Harker once again invited Bay Area educators to the upper school campus for the Harker Teacher Institute on June 7. Celebrating its 10th year, the event featured presentations by 17 Harker faculty members, who gave workshops on various ways to improve the learning experience in classrooms. It was also sponsored by the Silicon Valley affiliate of Computer Using Educators, an organization dedicated to the innovative use of technology in education.
The workshops explored many different tools and techniques. For example, lower school math teacher Eileen Schick’s presentation on Singapore model drawing demonstrated a visual method of solving word problems. Meanwhile, lower school English teacher Ann Smitherman demonstrated how using questions in feedback helps students better internalize the feedback they receive, and showed her use of comments in Google Docs to achieve this goal.
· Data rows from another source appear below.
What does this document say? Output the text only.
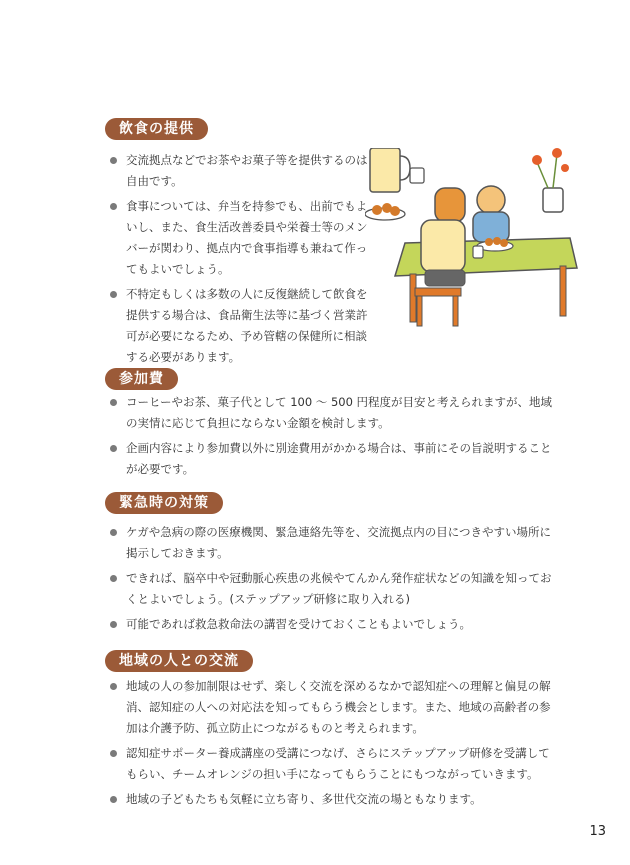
飲食の提供
交流拠点などでお茶やお菓子等を提供するのは自由です。
食事については、弁当を持参でも、出前でもよいし、また、食生活改善委員や栄養士等のメンバーが関わり、拠点内で食事指導も兼ねて作ってもよいでしょう。
不特定もしくは多数の人に反復継続して飲食を提供する場合は、食品衛生法等に基づく営業許可が必要になるため、予め管轄の保健所に相談する必要があります。
参加費
コーヒーやお茶、菓子代として 100 ～ 500 円程度が目安と考えられますが、地域の実情に応じて負担にならない金額を検討します。
企画内容により参加費以外に別途費用がかかる場合は、事前にその旨説明することが必要です。
緊急時の対策
ケガや急病の際の医療機関、緊急連絡先等を、交流拠点内の目につきやすい場所に掲示しておきます。
できれば、脳卒中や冠動脈心疾患の兆候やてんかん発作症状などの知識を知っておくとよいでしょう。(ステップアップ研修に取り入れる)
可能であれば救急救命法の講習を受けておくこともよいでしょう。
地域の人との交流
地域の人の参加制限はせず、楽しく交流を深めるなかで認知症への理解と偏見の解消、認知症の人への対応法を知ってもらう機会とします。また、地域の高齢者の参加は介護予防、孤立防止につながるものと考えられます。
認知症サポーター養成講座の受講につなげ、さらにステップアップ研修を受講してもらい、チームオレンジの担い手になってもらうことにもつながっていきます。
地域の子どもたちも気軽に立ち寄り、多世代交流の場ともなります。
13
For his workshop on project-based learning, Juston Glass, business and entrepreneurship teacher, had attendees break off into groups and build structures using Tinkertoys to show how classroom projects can engage students and help them become more invested in the learning process.
Diane Main, the upper school’s learning, innovation and design director, showed how MinecraftEdu – an educational version of the popular computer game Minecraft – can be used to create classroom environments in which students learn how to work together to solve problems.